Tuesday, July 17, 2012

Harsh Campaign Rhetoric: It's Nothing New

Much of the campaign discussion today has centered on the core-of-the-sun heat intensity that the election has adopted, and how it’s only July, and how this might finally be the end-of-days we’ve all been reporting about since Millard Fillmore was a pup.

Gotta be the heat. Campaign staff and candidates call the other guy a liar in every election, impugn the other guy’s past in every election, question his patriotism in every election. Surrogates will veer into the impolitic in every election. As Finley Peter Dunne famously wrote, and eventual Republican nominee Mitt Romney reiterated, politics, ain’t beanbag.
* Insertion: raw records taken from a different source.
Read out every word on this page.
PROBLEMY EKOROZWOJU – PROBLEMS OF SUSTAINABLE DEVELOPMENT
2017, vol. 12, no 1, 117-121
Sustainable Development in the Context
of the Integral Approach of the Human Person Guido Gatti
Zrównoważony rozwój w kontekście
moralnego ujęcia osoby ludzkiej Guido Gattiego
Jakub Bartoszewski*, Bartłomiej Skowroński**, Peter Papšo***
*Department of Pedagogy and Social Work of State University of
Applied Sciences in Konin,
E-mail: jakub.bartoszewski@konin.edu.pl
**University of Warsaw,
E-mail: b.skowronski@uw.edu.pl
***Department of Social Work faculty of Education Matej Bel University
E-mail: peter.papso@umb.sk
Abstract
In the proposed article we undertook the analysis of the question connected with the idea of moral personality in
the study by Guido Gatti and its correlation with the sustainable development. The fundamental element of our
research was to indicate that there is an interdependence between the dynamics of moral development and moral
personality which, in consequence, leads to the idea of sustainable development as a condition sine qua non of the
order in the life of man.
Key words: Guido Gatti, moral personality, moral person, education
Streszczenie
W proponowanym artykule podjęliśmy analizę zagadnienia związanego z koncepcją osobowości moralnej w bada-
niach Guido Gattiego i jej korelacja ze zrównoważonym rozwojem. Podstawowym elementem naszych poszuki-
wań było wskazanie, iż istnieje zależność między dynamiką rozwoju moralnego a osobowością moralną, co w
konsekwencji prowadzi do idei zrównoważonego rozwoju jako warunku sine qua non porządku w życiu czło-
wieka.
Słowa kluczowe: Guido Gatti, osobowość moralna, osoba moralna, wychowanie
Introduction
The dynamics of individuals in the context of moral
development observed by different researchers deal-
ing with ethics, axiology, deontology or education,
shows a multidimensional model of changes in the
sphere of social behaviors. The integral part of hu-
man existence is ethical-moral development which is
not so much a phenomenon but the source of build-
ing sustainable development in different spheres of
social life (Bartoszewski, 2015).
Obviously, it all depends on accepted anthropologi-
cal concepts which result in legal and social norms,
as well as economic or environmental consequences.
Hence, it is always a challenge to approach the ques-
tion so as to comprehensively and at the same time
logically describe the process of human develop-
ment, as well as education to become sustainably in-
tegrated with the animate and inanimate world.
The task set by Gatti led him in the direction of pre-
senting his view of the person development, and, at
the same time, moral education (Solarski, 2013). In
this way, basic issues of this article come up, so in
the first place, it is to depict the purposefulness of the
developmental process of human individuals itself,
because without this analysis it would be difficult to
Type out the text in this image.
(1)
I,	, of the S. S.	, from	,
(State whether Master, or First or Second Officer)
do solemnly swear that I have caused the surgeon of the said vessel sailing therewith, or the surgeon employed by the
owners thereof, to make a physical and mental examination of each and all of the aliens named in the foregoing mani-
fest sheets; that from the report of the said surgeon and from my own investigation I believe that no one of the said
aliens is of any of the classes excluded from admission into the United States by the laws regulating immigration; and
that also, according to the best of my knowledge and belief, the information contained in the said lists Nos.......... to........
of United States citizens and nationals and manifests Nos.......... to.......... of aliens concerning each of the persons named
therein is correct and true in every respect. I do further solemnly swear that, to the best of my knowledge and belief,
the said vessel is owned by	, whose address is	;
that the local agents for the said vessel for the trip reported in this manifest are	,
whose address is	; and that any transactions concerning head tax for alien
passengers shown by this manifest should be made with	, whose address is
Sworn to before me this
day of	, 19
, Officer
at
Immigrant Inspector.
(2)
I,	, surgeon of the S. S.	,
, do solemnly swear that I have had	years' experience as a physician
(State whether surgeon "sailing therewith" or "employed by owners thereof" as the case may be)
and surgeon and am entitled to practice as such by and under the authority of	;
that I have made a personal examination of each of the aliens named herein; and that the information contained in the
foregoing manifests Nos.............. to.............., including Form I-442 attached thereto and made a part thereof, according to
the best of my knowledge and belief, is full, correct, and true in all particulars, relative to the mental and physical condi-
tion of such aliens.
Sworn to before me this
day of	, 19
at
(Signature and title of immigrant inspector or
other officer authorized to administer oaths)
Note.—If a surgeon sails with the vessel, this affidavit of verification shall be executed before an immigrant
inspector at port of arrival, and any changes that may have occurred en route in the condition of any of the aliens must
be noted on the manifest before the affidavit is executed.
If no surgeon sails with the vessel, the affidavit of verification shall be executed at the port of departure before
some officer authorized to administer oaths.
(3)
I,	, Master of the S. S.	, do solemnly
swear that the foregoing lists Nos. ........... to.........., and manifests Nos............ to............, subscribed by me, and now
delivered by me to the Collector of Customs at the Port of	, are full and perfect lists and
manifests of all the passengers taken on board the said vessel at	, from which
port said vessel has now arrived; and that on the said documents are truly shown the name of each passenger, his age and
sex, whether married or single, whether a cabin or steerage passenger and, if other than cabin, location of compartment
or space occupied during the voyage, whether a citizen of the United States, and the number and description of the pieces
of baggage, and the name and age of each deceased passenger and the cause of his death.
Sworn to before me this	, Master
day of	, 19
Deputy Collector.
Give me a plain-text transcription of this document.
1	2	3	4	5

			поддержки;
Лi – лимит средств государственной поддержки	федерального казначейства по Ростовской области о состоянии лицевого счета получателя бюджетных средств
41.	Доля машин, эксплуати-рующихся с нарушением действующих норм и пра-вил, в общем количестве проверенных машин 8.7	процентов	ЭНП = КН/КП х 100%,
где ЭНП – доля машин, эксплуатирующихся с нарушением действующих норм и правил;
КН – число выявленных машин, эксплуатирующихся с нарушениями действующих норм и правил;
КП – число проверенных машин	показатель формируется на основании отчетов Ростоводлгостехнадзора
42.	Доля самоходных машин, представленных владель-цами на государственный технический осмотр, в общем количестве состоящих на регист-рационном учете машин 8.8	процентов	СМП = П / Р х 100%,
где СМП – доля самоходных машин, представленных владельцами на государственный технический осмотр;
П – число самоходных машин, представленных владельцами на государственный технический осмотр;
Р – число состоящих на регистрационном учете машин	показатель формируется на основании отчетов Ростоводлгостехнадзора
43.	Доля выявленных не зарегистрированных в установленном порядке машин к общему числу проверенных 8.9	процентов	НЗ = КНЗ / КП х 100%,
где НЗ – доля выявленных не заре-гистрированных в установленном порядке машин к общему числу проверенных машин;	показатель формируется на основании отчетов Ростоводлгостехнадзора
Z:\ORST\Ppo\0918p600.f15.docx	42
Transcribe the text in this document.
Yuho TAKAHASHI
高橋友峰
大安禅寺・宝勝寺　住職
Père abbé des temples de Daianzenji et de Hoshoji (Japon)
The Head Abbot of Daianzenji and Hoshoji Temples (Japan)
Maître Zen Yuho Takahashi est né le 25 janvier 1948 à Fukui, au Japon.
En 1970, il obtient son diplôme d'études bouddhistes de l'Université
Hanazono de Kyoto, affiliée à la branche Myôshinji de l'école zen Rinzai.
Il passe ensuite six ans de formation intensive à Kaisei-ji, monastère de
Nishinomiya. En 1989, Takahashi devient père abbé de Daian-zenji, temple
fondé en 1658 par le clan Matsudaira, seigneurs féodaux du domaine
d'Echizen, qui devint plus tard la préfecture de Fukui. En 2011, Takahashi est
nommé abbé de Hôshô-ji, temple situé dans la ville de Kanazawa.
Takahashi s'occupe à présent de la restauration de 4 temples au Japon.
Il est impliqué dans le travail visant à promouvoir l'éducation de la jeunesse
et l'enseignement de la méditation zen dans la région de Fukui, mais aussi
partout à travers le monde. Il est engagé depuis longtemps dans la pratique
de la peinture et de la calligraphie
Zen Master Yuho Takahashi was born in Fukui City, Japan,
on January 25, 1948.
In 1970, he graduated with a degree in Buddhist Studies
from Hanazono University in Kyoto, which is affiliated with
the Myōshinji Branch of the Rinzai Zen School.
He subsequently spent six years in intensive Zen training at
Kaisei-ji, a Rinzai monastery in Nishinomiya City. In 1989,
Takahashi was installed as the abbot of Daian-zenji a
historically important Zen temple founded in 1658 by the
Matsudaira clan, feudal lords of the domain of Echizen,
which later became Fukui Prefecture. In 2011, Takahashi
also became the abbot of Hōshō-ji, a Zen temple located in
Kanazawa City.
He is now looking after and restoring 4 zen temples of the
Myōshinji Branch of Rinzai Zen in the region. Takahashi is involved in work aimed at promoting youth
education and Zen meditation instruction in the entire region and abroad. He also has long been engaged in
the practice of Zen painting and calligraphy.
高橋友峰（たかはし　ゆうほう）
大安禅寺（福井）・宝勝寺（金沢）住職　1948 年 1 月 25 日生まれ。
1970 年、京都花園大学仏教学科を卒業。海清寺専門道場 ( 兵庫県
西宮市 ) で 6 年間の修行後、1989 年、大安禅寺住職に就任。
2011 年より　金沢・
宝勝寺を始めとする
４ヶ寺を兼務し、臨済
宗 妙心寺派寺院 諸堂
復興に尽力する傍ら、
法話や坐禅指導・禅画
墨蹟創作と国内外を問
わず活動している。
Dunne was from Chicago, and he was published out of Boston, two cities of some import during this election. And his truism worked then, and works now. Unfortunately, manufactured and synthetic outrage over the other side’s tactics may be the most memorable characteristic of this election, which hasn’t really dealt with the fundamental and serious policy questions about which both sides have professed to care. When you trot out the weary, lame, and untrue crutch that this election is the most important of your lifetime, you probably owe that election a little more.

As overheated as the rhetoric, and the analysis, can get, it’s probably worth remembering that it’s pretty difficult to exceed the bounds of reason established by previous presidential campaigns.